Home of Lucy Buck, Diarist
— Battle of Front Royal - May 23, 1862 —
A remarkable number of Front Royal residents recorded the battle in their diaries. At least five of these diaries survive to reveal the civilian side of the Civil War, usually absent from official military records or soldiers' letters.
One of the most colorful diaries was kept by Lucy Buck, the 19-year-old daughter of William M. and Elizabeth A. Buck. Lucy witnessed the action from her parents' home, Bel Air, which was built in 1795. Her father was a leading merchant and citizen of Front Royal. At the time of the war, the distance from Bel Air to the town was less than a quarter mile.
Lucy's account of the battle is typical of the entire diary, which is full of the fire and brimstone of an ardent young Confederate patriot:
Of one thing I am particularly glad - our First Maryland Regiment was the first to charge the Yankee First Maryland - drove them out of town, captured and then marched back singing "Maryland, (My Maryland)." They have always wanted to meet and have been justified with a vengeance, on one side at least.
(Lower Center Sidebar): Lee at Bel Air
On July 22, 1863, as the Army of Northern Virginia marched through Front Royal on its retreat from Gettysburg, William M. Buck met the commanding general and his staff at the pontoon bridges over the Shenandoah River and invited them to Bel Air for refreshment. Gen. Robert E. Lee accepted the invitation, and Lucy Buck wrote in her diary how the officers arrived to "stretch their cramped limbs and drink fresh buttermilk.

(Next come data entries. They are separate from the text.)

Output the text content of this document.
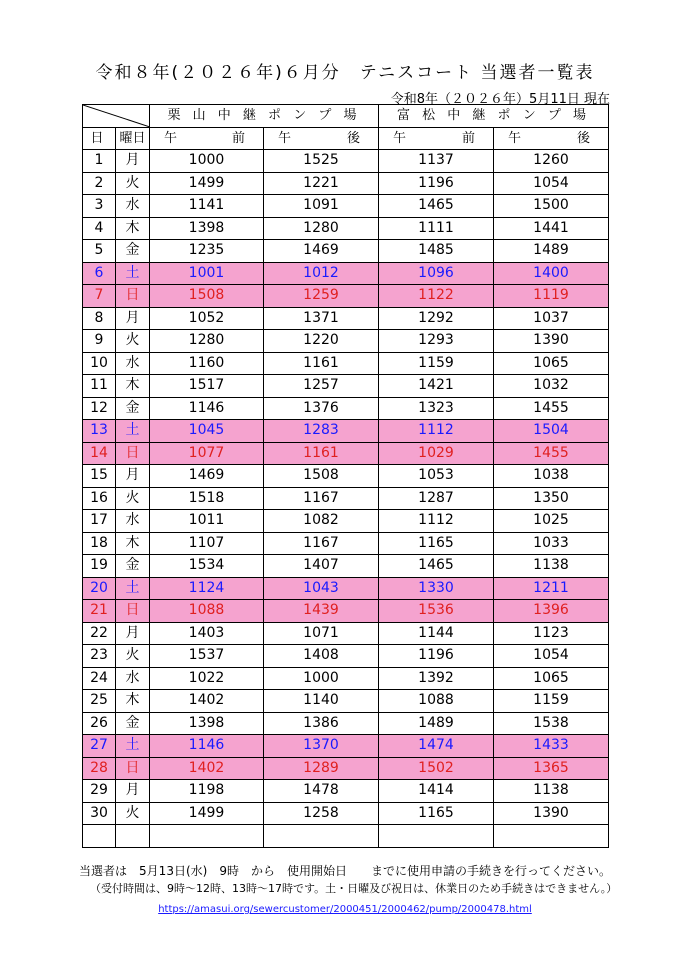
令和８年(２０２６年)６月分　テニスコート 当選者一覧表
令和8年（２０２６年）5月11日 現在
	栗 山 中 継 ポ ン プ 場		富 松 中 継 ポ ン プ 場	
日	曜日	午 前	午 後	午 前	午 後

1	月	1000	1525	1137	1260
2	火	1499	1221	1196	1054
3	水	1141	1091	1465	1500
4	木	1398	1280	1111	1441
5	金	1235	1469	1485	1489
6	土	1001	1012	1096	1400
7	日	1508	1259	1122	1119
8	月	1052	1371	1292	1037
9	火	1280	1220	1293	1390
10	水	1160	1161	1159	1065
11	木	1517	1257	1421	1032
12	金	1146	1376	1323	1455
13	土	1045	1283	1112	1504
14	日	1077	1161	1029	1455
15	月	1469	1508	1053	1038
16	火	1518	1167	1287	1350
17	水	1011	1082	1112	1025
18	木	1107	1167	1165	1033
19	金	1534	1407	1465	1138
20	土	1124	1043	1330	1211
21	日	1088	1439	1536	1396
22	月	1403	1071	1144	1123
23	火	1537	1408	1196	1054
24	水	1022	1000	1392	1065
25	木	1402	1140	1088	1159
26	金	1398	1386	1489	1538
27	土	1146	1370	1474	1433
28	日	1402	1289	1502	1365
29	月	1198	1478	1414	1138
30	火	1499	1258	1165	1390

当選者は　5月13日(水)　9時　から　使用開始日　　までに使用申請の手続きを行ってください。
（受付時間は、9時～12時、13時～17時です。土・日曜及び祝日は、休業日のため手続きはできません。）
https://amasui.org/sewercustomer/2000451/2000462/pump/2000478.html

I shall never forget the grand old chief as he stood on the porch surrounded by his officers; a tall commanding figure clad in dusty, travel-stained gray but with a courtly, dignified bearing." Lucy and her sister, at Lee's request, played and sang Southern songs while he stood by the piano.
After the war, when Lee was president of Washington College in Lexington, Lucy wrote to request a personal momento. He responded with a kind note enclosing a uniform button that, he said, had "accompanied him in all his Virginia campaigns." The note and the button are on display at the Warren Rifles Confederate Museum on Chester Street.